Jesse McKee is a leader in the Culture Industries, a Curator of Contemporary Art and Design, and he is the Head of Strategy at 221A. 221A works with artists and designers to research and develop social, cultural and ecological infrastructure. There, he leads the Organization’s advancement, communications, research, and programming. The organization develops and operates 14 000 m2 of cultural-use commercial and residential real-estate across a portfolio of properties that are sub-tenanted according to a cost-recovery operating model. 221A’s artistic program hosts long-term Fellowships for artists and designers, as well as producing public realm art and design projects, and develops education and learning programs, which work with communities to improve the public amenities and reduce barriers at the organization’s cultural infrastructures and beyond.
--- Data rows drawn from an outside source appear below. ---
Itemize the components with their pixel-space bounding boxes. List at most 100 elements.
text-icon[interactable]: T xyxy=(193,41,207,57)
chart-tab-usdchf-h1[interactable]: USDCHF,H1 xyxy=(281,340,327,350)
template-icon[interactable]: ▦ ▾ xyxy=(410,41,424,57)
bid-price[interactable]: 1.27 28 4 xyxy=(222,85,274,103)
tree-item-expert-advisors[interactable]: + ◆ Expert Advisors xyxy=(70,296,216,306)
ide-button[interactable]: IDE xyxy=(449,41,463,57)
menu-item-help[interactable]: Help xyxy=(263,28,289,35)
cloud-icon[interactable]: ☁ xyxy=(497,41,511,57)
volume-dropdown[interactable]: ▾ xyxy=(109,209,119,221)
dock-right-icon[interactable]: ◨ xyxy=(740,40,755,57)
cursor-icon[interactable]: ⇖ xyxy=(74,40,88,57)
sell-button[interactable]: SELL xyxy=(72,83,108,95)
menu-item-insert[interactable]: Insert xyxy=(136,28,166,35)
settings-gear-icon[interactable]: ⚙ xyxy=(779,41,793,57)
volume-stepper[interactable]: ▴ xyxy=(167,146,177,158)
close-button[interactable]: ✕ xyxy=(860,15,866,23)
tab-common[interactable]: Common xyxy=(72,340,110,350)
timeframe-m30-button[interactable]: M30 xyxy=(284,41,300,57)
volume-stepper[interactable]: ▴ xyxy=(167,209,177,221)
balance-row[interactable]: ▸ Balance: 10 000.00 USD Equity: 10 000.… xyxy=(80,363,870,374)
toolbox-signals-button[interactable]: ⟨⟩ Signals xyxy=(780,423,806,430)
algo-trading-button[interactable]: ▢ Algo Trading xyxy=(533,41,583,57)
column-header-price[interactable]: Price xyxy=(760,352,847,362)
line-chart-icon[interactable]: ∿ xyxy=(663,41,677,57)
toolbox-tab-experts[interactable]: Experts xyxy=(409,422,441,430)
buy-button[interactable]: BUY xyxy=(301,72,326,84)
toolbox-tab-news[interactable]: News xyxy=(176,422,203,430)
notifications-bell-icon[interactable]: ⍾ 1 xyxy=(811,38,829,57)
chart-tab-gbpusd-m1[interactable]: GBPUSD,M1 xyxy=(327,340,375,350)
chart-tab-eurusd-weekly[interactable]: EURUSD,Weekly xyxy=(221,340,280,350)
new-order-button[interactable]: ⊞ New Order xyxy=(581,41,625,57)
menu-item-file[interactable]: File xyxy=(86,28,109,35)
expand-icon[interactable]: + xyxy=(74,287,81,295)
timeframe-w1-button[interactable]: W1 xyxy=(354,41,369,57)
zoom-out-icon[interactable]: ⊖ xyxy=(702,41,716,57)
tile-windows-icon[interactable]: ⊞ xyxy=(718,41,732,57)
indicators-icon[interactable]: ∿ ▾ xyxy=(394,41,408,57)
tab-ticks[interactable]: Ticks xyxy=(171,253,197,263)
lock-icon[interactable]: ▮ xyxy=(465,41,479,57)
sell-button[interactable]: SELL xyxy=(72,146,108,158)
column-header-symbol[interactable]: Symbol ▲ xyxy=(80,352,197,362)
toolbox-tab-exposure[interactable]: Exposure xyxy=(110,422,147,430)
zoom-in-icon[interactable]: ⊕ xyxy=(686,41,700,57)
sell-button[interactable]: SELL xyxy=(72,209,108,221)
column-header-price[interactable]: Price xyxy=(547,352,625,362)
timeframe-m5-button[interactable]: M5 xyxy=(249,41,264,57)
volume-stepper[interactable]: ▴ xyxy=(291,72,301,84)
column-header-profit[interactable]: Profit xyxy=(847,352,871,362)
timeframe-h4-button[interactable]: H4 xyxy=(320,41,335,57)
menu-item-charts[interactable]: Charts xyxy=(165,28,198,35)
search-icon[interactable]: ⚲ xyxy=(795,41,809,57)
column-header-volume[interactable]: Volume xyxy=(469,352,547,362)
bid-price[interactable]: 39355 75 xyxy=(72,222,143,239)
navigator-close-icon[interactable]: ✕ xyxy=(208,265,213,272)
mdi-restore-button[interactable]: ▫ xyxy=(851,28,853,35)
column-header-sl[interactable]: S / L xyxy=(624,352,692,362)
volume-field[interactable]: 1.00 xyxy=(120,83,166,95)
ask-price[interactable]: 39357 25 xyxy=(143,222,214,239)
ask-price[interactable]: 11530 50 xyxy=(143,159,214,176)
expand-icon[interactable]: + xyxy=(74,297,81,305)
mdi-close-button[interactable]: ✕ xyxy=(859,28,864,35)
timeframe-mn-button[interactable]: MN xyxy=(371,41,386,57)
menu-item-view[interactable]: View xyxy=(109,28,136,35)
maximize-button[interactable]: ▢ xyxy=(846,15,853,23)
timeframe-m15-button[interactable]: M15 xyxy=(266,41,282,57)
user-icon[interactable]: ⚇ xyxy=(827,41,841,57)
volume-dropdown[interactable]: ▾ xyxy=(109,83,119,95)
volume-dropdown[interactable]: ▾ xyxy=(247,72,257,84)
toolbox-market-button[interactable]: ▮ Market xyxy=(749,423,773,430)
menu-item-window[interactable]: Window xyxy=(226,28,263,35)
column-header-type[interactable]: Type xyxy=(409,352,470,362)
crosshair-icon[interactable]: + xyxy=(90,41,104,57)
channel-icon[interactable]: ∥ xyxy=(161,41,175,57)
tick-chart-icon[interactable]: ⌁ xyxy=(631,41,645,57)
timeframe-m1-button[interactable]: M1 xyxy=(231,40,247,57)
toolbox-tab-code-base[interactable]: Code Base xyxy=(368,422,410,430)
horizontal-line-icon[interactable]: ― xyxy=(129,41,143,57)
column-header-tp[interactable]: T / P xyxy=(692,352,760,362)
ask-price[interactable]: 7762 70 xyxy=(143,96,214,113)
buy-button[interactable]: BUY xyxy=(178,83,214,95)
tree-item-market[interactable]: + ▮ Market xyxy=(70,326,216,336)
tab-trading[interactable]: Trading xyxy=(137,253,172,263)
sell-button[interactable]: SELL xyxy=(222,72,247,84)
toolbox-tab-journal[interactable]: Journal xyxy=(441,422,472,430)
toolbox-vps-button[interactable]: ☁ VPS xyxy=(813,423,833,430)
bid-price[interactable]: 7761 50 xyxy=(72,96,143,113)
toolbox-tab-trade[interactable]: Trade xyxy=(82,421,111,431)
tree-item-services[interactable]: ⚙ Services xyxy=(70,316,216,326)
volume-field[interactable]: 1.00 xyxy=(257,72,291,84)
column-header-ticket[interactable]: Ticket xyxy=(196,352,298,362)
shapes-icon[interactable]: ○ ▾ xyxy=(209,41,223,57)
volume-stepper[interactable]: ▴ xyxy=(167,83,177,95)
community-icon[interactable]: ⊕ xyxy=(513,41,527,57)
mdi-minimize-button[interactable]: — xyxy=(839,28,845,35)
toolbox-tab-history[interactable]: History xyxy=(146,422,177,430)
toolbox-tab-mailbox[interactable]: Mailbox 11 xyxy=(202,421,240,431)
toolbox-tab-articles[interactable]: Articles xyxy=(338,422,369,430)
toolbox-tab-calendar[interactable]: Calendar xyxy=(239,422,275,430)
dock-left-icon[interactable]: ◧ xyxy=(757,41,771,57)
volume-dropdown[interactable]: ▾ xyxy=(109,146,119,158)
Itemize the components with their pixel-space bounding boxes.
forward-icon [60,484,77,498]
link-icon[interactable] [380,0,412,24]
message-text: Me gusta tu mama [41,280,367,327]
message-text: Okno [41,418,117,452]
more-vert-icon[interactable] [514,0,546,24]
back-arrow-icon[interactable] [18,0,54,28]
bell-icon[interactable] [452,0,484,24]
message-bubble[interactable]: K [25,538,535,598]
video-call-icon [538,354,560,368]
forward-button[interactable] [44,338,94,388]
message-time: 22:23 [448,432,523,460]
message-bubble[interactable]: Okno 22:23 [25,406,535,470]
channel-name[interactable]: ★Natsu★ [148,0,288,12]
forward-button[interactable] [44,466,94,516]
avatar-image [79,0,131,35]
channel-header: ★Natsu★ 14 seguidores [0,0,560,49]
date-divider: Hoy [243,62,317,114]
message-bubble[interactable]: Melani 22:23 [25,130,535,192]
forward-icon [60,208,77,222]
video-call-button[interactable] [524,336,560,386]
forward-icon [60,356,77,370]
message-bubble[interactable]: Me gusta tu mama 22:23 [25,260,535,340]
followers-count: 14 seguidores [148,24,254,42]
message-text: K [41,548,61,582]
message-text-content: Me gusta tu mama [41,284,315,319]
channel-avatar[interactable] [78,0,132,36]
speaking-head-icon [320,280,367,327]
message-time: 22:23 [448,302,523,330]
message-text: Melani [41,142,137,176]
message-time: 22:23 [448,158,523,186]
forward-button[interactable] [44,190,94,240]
From 2019-24, McKee is the lead investigator on 221A’s Blockchains & Cultural Padlocks Digital Strategy, which is developing a digitally cooperative culture by “recommoning” land, data and objects.
Rinaldo Walcott is the Director of Women and Gender Studies Institute and an Associate Professor at the Ontario Institute for Studies in Education both at University of Toronto. His research is in the area of Black Diaspora Cultural Studies, gender and sexuality.
Further context
Part of our process navigating these questions was first to seek responses from the community. We connected with Indu Vashist, Executive Director of the artist-run-centre SAVAC and a supporter of ESN who, through our conversations, inspired this panel. TPW and Parsons also consulted with artistic practitioners involved in the Encampment Support Network. Our impetus was to learn how to meaningfully support the unhoused community beyond our solidarity statement. Learning what was needed from ESN Moss Park, we allocated $3,000 of our programming funds to support their work.
*this copy was edited with feedback from the community to provide clarity to the event and our affiliations. The original copy included the line, "As supporters of the Encampment Support Network." We have edited out this mention to clarify that while we are supporters, we are not affiliated with ESN nor do they endorse this event.